Oklahoma also passed a personhood law last week:

Life is getting one stop closer to beginning at conception, at least according to Oklahoma legislators. Oklahoma state senators passed a controversial “personhood” bill Wednesday that would give embryos constitutional rights from the moment of conception.

The Republican-controlled state Senate voted 34-8 to pass anti-abortion bill, Reuters reported. It will now go to the House, where pro-life Republicans heavily outnumber Democrats. Reuters noted that Oklahoma Republican Governor Mary Fallin is also likely to sign the bill, as she approved every anti-abortion bill that came to her desk last year.

While no personhood laws exist yet in the United States, anti-abortion advocates are getting closer to making the bills become a reality in several states, the New York Daily News reported…

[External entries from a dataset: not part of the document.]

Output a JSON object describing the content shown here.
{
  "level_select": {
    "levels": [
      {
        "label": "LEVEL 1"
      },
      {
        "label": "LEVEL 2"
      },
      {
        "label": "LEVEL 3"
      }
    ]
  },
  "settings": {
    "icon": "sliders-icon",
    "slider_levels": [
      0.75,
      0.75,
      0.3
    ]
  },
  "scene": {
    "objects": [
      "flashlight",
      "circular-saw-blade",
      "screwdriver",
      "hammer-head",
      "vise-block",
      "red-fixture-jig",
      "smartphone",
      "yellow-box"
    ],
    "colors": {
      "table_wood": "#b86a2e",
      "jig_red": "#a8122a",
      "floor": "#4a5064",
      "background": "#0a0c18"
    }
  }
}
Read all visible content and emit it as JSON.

If the bills pass, they could outlaw abortion even in cases of rape or incest. Certain forms of contraception, such as the morning after pill, could also violate personhood laws.

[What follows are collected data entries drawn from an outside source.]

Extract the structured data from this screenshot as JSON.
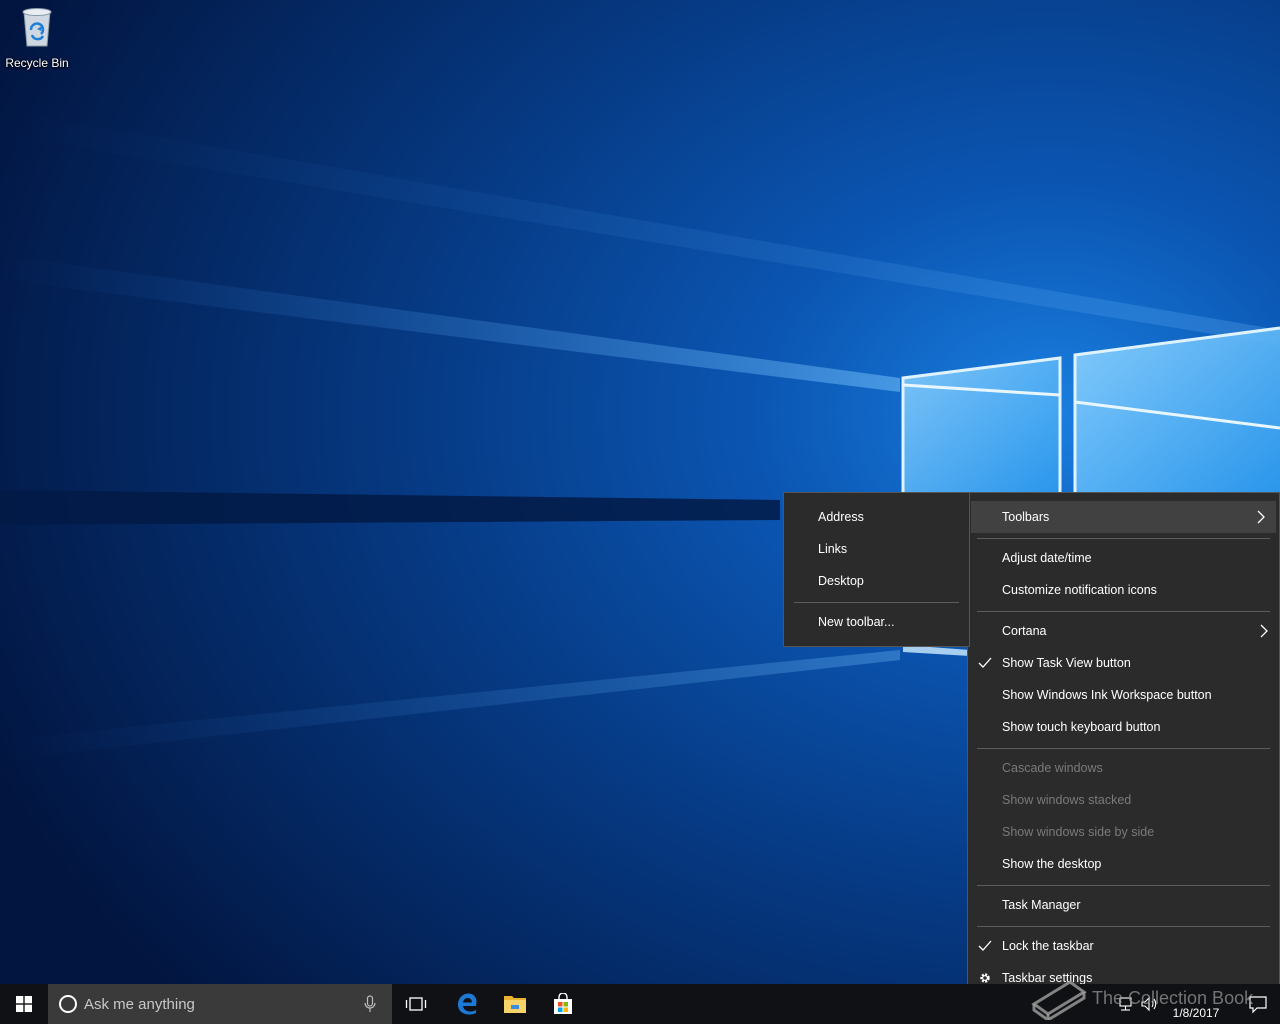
{
  "desktop": {
    "icons": [
      {
        "label": "Recycle Bin",
        "icon": "recycle-bin-icon"
      }
    ]
  },
  "taskbar_menu": {
    "items": {
      "toolbars": "Toolbars",
      "adjust_datetime": "Adjust date/time",
      "customize_notification_icons": "Customize notification icons",
      "cortana": "Cortana",
      "show_task_view": "Show Task View button",
      "show_ink_workspace": "Show Windows Ink Workspace button",
      "show_touch_keyboard": "Show touch keyboard button",
      "cascade_windows": "Cascade windows",
      "show_windows_stacked": "Show windows stacked",
      "show_windows_side_by_side": "Show windows side by side",
      "show_desktop": "Show the desktop",
      "task_manager": "Task Manager",
      "lock_taskbar": "Lock the taskbar",
      "taskbar_settings": "Taskbar settings"
    },
    "checked": [
      "Show Task View button",
      "Lock the taskbar"
    ],
    "disabled": [
      "Cascade windows",
      "Show windows stacked",
      "Show windows side by side"
    ],
    "highlighted": "Toolbars"
  },
  "toolbars_submenu": {
    "items": {
      "address": "Address",
      "links": "Links",
      "desktop": "Desktop",
      "new_toolbar": "New toolbar..."
    }
  },
  "taskbar": {
    "search_placeholder": "Ask me anything",
    "pinned_apps": [
      "edge-icon",
      "file-explorer-icon",
      "store-icon"
    ],
    "clock_date": "1/8/2017"
  },
  "watermark": {
    "text": "The Collection Book"
  },
  "colors": {
    "menu_bg": "#2b2b2b",
    "menu_highlight": "#414141",
    "taskbar_bg": "#101114",
    "accent": "#0078d7"
  }
}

In Florida legislation has been introduced that would put doctors in jail for life for performing an abortion, with very few exceptions.  Same goes for  Iowa, where a physician can be locked up for 25 years for an “attempted feticide”, and life imprisonment for a successful one. A number of states, including Idaho have passed so-called “fetal pain” laws that outlaw abortion after 20 weeks.

Obviously, the War on Women is accelerating, especially on the state level where there are hundreds of these kinds of bills in the wings. (I think I heard Liz Winstead say 1800 in an interview the other day.)  This suggests a coordinated effort level behind the scenes, most likely by conservative, right wing religious groups, which would account for the “religious freedom” framing.

Given their political strength within the GOP, it remains to be seen just how far the candidates are willing to adopt a religious  line of political attack. Just today, Santorum went off on Obama over Jerimiah Wright.  Because Mormonism is considered suspect by a lot of evangelicals and other religionists, Romney treads gingerly around any talk of religion. Newt  Gingrich, however has jumped in with both feet, declaring:

“Many of you may have noticed that the Obama administration has declared war on the Catholic Church and other religious institutions.I want you to know that, on the very first day, I will sign an executive order repealing every anti-religious act of the Obama administration as of that moment.”

When the economy was dominating the political news cycle, the man most identified with the issue, Romney, was leading the polls. Now that social qua religious issues are getting the most buzz, Santorum has taken the lead, by 10 points in the latest Gallup tracking poll and single digits in Michigan, Romney’s home turf.

Looks like the Culture Wars have returned, and they’re driving the polls. Issues concerning women’s reproductive health, once thought settled, have re-emerged, re-packaged as attacks on  “religious liberty.”

Tighten your seat belts, folks. It’s back to the future.